Silicon etch by fluorocarbon and argon plasmas in the presence of fluorocarbon films

Abstract

Molecular dynamics simulations have been conducted to study the mechanisms of silicon etch in the presence of fluorocarbon species (CF and C4F4), F atoms and Ar+ ions. The specific goal of the study was to find conditions in which steady Si etching occurs in the presence of a fluorocarbon (FC) film. Results indicate that if incident species are not properly chosen for the simulation, either steady etching is observed with no FC film present, or a FC film is present (often continuously growing in thickness) with no steady etching of the underlying film. With the proper set of incident species, C∕F ratio, neutral/ion flux ratio, and ion energy, we observed steady Si etching in the presence of a steady FC film. We also observed that the thicker the FC film, the lower the etch yield.

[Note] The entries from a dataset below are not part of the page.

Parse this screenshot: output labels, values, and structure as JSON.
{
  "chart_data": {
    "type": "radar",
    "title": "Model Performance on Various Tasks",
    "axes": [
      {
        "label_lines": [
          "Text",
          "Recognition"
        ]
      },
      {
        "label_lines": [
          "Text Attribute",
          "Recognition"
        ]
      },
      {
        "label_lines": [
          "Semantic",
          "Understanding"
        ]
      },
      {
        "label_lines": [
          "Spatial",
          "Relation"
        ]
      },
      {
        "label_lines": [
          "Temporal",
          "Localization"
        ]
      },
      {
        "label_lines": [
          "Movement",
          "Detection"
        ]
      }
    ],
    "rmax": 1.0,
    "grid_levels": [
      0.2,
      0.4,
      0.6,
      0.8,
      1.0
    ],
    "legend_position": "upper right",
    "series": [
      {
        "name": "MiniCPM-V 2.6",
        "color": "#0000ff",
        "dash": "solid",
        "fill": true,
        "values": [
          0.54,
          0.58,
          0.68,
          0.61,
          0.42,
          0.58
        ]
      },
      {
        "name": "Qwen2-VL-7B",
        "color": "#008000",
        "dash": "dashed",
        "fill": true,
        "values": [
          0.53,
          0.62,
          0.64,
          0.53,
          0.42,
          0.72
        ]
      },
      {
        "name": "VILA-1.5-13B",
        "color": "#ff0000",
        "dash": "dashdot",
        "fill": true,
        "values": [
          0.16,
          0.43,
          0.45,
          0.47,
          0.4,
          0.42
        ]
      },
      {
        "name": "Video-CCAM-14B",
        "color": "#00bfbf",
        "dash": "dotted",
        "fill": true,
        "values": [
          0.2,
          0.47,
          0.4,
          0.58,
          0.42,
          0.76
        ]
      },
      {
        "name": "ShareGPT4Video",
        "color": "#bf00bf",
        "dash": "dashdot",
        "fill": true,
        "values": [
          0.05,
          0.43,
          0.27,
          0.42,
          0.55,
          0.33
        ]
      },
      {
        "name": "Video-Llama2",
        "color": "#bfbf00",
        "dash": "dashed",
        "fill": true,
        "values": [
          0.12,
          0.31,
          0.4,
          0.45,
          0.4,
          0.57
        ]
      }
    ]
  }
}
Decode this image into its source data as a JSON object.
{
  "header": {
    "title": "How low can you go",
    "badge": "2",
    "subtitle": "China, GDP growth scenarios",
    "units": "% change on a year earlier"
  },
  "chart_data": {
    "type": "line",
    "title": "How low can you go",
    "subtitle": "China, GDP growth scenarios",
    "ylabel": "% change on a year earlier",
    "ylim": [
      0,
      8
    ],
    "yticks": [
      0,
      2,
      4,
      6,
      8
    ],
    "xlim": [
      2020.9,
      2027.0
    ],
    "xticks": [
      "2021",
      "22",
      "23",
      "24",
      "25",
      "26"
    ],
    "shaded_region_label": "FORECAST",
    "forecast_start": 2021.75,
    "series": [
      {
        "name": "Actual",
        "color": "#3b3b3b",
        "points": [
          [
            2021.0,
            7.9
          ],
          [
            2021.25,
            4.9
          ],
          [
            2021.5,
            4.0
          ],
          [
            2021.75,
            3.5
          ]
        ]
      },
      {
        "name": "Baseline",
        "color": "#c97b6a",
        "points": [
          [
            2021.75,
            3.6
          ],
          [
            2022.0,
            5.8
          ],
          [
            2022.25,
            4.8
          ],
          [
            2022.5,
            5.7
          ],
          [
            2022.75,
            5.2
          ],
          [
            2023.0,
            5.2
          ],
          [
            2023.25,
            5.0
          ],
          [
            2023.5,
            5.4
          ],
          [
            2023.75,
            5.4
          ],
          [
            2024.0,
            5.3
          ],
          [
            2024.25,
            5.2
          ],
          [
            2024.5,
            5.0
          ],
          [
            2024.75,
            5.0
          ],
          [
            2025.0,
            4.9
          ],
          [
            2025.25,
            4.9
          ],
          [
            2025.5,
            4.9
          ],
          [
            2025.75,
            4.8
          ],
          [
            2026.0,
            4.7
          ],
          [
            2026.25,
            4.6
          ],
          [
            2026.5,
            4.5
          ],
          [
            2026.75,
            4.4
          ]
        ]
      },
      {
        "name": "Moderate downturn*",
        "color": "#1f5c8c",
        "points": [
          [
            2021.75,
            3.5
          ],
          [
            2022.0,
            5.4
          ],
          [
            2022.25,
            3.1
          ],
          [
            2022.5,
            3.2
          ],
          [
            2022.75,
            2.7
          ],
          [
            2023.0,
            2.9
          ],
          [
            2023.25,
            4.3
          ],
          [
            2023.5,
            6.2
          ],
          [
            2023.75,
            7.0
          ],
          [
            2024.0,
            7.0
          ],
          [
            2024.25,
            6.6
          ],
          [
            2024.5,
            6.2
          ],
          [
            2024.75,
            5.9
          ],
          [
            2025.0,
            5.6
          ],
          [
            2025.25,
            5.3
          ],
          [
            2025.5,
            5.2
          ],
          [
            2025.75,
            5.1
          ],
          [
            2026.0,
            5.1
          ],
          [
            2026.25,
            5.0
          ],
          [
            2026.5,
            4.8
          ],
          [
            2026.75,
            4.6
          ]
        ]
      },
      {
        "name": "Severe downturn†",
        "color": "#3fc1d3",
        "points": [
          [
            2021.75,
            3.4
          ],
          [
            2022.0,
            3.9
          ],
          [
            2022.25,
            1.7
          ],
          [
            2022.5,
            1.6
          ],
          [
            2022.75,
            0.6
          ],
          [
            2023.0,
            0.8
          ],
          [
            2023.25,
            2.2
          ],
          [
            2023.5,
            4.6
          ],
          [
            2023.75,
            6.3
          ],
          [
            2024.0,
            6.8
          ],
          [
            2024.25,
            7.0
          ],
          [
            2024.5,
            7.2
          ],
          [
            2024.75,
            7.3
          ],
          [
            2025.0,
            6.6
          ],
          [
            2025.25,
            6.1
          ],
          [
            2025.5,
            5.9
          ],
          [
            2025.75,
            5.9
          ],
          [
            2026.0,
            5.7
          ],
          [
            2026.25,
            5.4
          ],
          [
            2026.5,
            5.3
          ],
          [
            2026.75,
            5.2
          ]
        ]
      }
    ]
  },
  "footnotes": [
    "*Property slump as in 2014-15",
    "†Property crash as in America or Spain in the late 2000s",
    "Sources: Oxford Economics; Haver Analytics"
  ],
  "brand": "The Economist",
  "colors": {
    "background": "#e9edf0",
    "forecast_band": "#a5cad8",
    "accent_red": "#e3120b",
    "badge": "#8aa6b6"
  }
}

A sufficiently thick film results in no etching and a continuous deposition. Simulation results are in qualitative agreement with analogous experimental measurements. The key is to find FC species that will stick with a high probability, forming a relatively open and porous film. In addition, our results suggest that this film will fluctuate in thickness from impact to impact, resulting in better transport of incident F and SiFx species, to and from the underlying Si, respectively. Steady state etching appears unlikely if the overlying FC film has the hard, dense, cross-linked character of films deposited from energetic fluorocarbon species. The basic mechanisms of etching, and the composition and depth of the underlying layers appear to be largely unaffected by the presence of the FC film. We have found ion energy deposition at a range of depths to be crucially important in the creation and transport of etch products. Ion energy deposition, ion-induced mixing, and reaction promotion are the key processes in all of the ion-assisted processes simulated, including the present case of etching in the presence of FC film. The FC film retards etching by slowing the rate at which etchants (e.g., F) reach the underlying film and the rate at which etch products leave. If the film is sufficiently thick or dense, etching will cease.